Figure 2. MMP7 and MMP1 Gene and Protein Levels Are Significantly Increased in the Lungs of Patients with IPF

(A) Average gene expression levels (log scale) measured using gene expression microarrays of genes that encode the 49 protein markers in IPF lungs (y-axis) compared to control lungs (x-axis). Colored squares (black or red) are genes that encode proteins that changed significantly in plasma. Red squares are genes that changed significantly (SAM Q value <5%) in gene expression data and that encode proteins measured in peripheral blood. Green oblique lines denote 2-fold change. (B and C) MMP7 (B) and MMP1 (C) concentrations (ng/ml) are significantly (p < 0.00001 and p = 0.018, respectively) higher in BAL fluid of patients with IPF (n = 22) compared to control individuals (n = 10).

Figure 3. MMP7 and MMP1 Plasma Concentrations Are High in IPF, but Not Sarcoidosis or COPD

Concentrations (ng/ml) of MMP7 (A) and MMP1 (B) are significantly higher in patients with IPF (n = 74; p < 0.00001 and p = 0.018, respectively), compared to controls (n = 53), but not sarcoidosis (n = 47; p = 0.78 and p = 0.28, respectively), compared to controls (n = 53) or COPD (n = 73; p = 0.21 and 0.85, respectively, stratified by GOLD class, as 0–I, II, and III–IV).

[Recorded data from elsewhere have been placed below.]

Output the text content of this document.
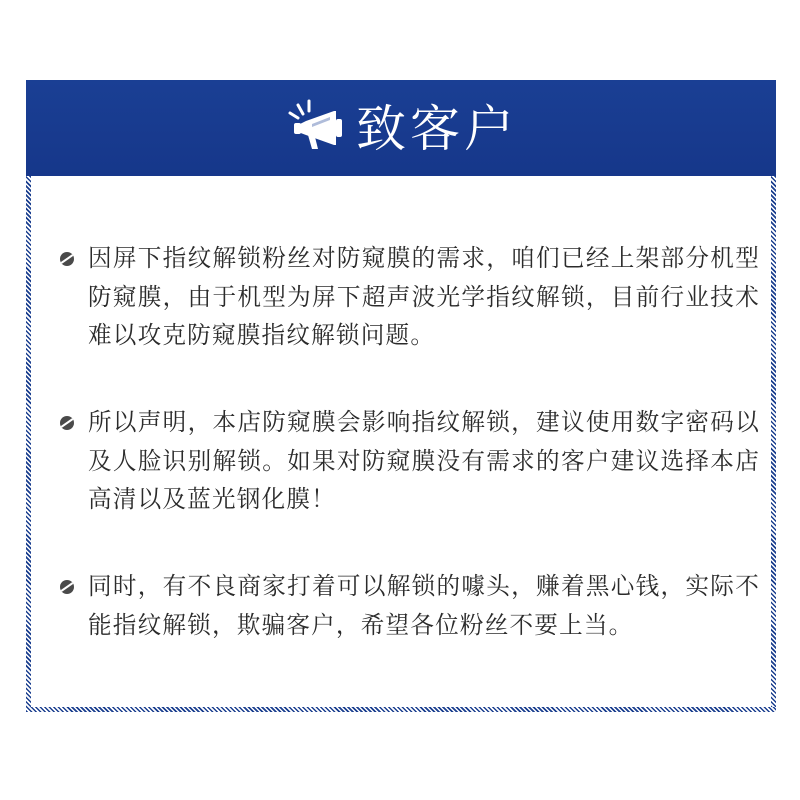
致客户
因屏下指纹解锁粉丝对防窥膜的需求，咱们已经上架部分机型防窥膜，由于机型为屏下超声波光学指纹解锁，目前行业技术难以攻克防窥膜指纹解锁问题。
所以声明，本店防窥膜会影响指纹解锁，建议使用数字密码以及人脸识别解锁。如果对防窥膜没有需求的客户建议选择本店高清以及蓝光钢化膜！
同时，有不良商家打着可以解锁的噱头，赚着黑心钱，实际不能指纹解锁，欺骗客户，希望各位粉丝不要上当。
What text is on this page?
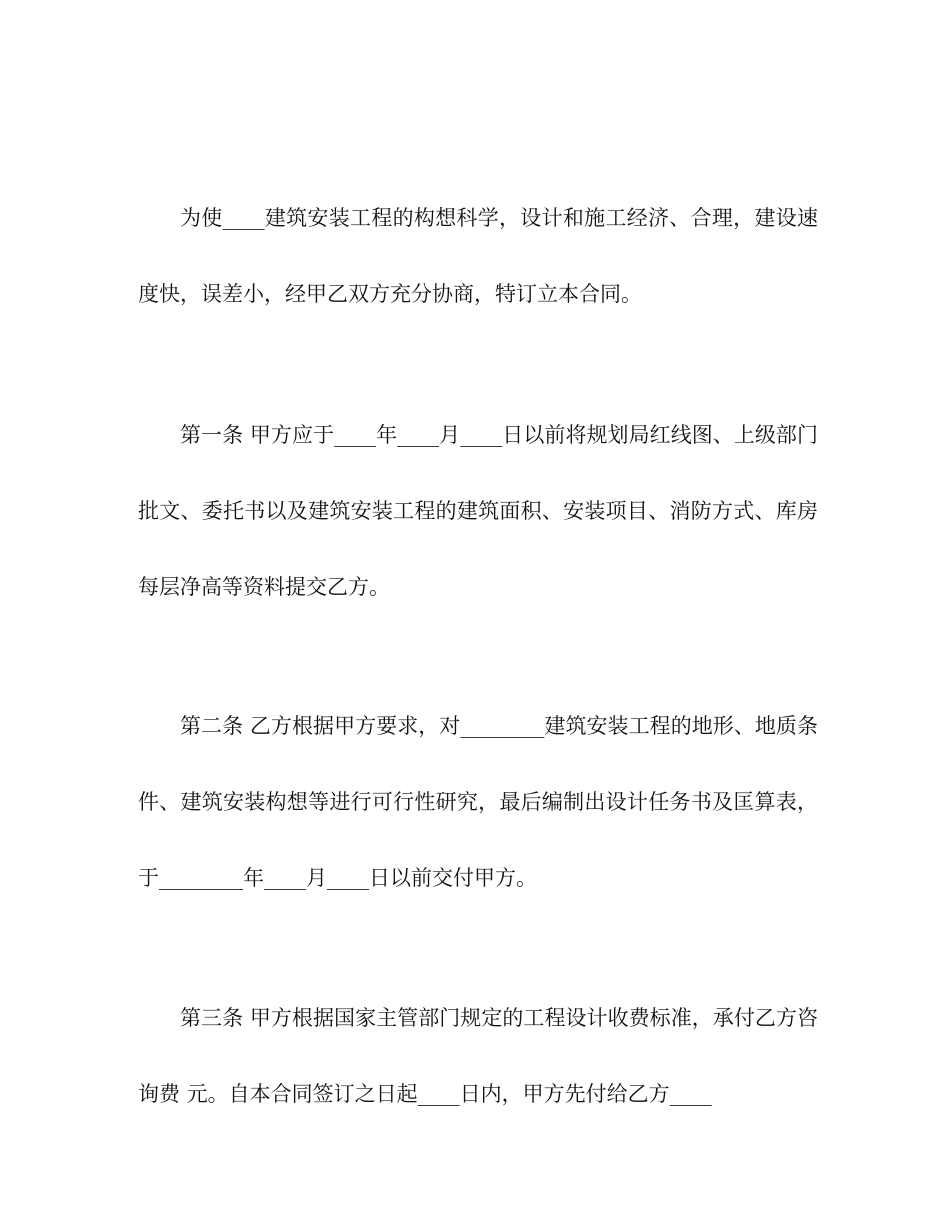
为使____建筑安装工程的构想科学，设计和施工经济、合理，建设速度快，误差小，经甲乙双方充分协商，特订立本合同。

第一条 甲方应于____年____月____日以前将规划局红线图、上级部门批文、委托书以及建筑安装工程的建筑面积、安装项目、消防方式、库房每层净高等资料提交乙方。

第二条 乙方根据甲方要求，对________建筑安装工程的地形、地质条件、建筑安装构想等进行可行性研究，最后编制出设计任务书及匡算表，于________年____月____日以前交付甲方。

第三条 甲方根据国家主管部门规定的工程设计收费标准，承付乙方咨询费 元。自本合同签订之日起____日内，甲方先付给乙方____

Figure 4. MMP7 and MMP1 Serum Concentrations Are Higher in IPF, Compared to HP

(A and B) Concentrations (ng/ml) of MMP7 (A) and MMP1 (B) in the blood are significantly higher in patients with IPF (n = 34) than in patients with HP (n = 41). (C) Average gene expression levels (log scale) in IPF samples (y-axis) compared to HP (x-axis) measured by gene expression microarrays. Gray circles, all genes on the array; red circles, MMP1 and MMP7. Green oblique lines denote 2-fold change. (D) Combinations of serum MMP7 (y-axis) and MMP1 concentrations (x-axis) in IPF (closed circles) and HP patients (open circles). Corners represent points in which the trade-off between positive predictive value (PPV) and negative predictive value (NPV) are optimal for ruling out IPF (blue) or concluding IPF (red) on the basis of MMP1 and MMP7 concentrations. (E) ROC curves for using MMP1 or MMP7, or their combination, to classify samples as IPF or HP. Sensitivity, or true positive rate, is plotted on the y-axis, and false positive rate, or 1 − specificity, on the x-axis. The identity line at 45 ° represents a marker that performed no better than classifying samples as IPF or HP by flipping a fair coin.

Figure 5. MMP7 Concentrations Significantly Distinguish Control from Subclinical ILD, Familial, or Sporadic IPF

(A) Dark solid lines show median concentrations in each group. The interquartile range (IR) or middle 50% of concentrations is delimited by a box. Data are expressed on a log base 2 scale. (B) ROC curves for using MMP1 or MMP7, or their combination, to classify samples as IPF (sporadic or familial) or control in validation cohort. (C and D) Serum MMP7 concentrations moderately correlate with decreases in FVC% (C) and DL_CO% (D). Linear regressions and 95% CI inversely relate MMP7 concentration (ng/ml) to FVC% and DLCO%. *p < 0.05, **p < 0.01, and ***p < 0.001.